Unspoken but understood was the passing of the torch.
It was a beautiful inheritance, and it was ours alone.
Comments 7
I used to be the handyman for my Mom after my Dad died. Today I’m 67 and hire her a handyman. When my Dad died he left my brother the CFO in charge of the dough. He left me the physician, in charge of the chaos, the relentlessly increasing entropy of old age. I live in the same town as my Mom. She lives in her place as she prefers. We got her a place that’s virtually all right turns. She can turn right to get to church. She can turn right to get to the pharmacy. She can turn right to get gas or food. To go to her doctor, we take her. She has some fixed dementia not Alzheimer based on deterioration of her brain mass and so I have to have accurate data about her actual medical condition. She likes to play games with her medication by reading the enclosed warning guide and picking and choosing which med she wants to take depending on the “side effects”. It’s a struggle, but a struggle I need to gently win. Winning can be absolute or it can be simply a 51/49 victory. “But I can’t take that synthroid it says I need to take it on an empty stomach and that means I need to wake up at 4 AM!” Yes mom that’s what it says, just take it with the rest of your pills and you’ll be fine.
I take her out at least once a week for a steak. It’s an hour drive so we have time to catch up and the drive is through the Florida countryside with plenty of water and clouds an blue skies. I see her other times but this is our routine. Sometimes we go get ribs or a pizza.
My kid shot a wedding over Christmas. She has a new boyfriend. She wanted to take her Nana out to eat last Sunday, with her new boyfriend, with money from her wedding shoot. Made me smile. The cycle continues.
Author
You could be an anthropologist with your intuitive understanding of right turns. There are folks in LA who design their entire life around a right-turn existence for similar reasons.
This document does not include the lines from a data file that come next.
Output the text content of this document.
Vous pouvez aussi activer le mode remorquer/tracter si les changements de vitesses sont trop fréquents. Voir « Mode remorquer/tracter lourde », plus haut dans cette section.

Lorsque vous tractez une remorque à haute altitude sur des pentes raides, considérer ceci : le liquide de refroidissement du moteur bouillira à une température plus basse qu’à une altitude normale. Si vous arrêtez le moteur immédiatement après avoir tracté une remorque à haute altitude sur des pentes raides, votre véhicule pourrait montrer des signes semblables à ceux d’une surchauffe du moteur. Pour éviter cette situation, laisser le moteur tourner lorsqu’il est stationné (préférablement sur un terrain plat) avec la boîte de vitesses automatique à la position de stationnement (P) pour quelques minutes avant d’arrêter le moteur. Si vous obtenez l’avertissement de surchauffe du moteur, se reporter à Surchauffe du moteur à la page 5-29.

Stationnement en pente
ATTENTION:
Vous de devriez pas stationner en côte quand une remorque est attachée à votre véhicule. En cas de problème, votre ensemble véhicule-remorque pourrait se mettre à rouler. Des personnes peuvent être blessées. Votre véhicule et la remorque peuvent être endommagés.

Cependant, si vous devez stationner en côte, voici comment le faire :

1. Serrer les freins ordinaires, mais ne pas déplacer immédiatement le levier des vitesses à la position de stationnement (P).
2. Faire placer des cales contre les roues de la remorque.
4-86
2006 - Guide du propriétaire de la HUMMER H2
That’s one sweet kid who gets it taking grandma out to splurge a little.
I moved back to LA from Boston after my the last of my grandparents died, with my girlfriend (now wife) in tow, and reconnected with my great uncle, a sweetheart of an 80-something widower who became my foster grandfather. He spoke with a highly specific accent that was Cuba by way of Brooklyn.
We lived an hour+ distant from a traffic logistics perspective, but would grab a coffee at the Farmer’s Market every other month, catch up on family goings on, reminisce about my great aunt, and generally have a time of it. When my kids were born, they joined us and got a sip of coffee as their initiation to the club.
I loved the old man, so they loved him. Sometimes that’s all you need to know as a kid – you were enough to win my dad’s affection, and that means something.
You ain’t as Crispy as you pretend
Author
The nom-de-blog was true when I took it, but like the personal finance angle, over time it’s become a head fake for diverting attention to what matters.
I don’t think anybody is a natural in that role– as adult child keeping an eye on the aging parents. I am not looking forward to being in that role, but I guess at some point the time will come .
Thank you for a beautiful read this morning. It stuck with me for my morning walk.
Author
You made my day with your kind words, IM-PCP.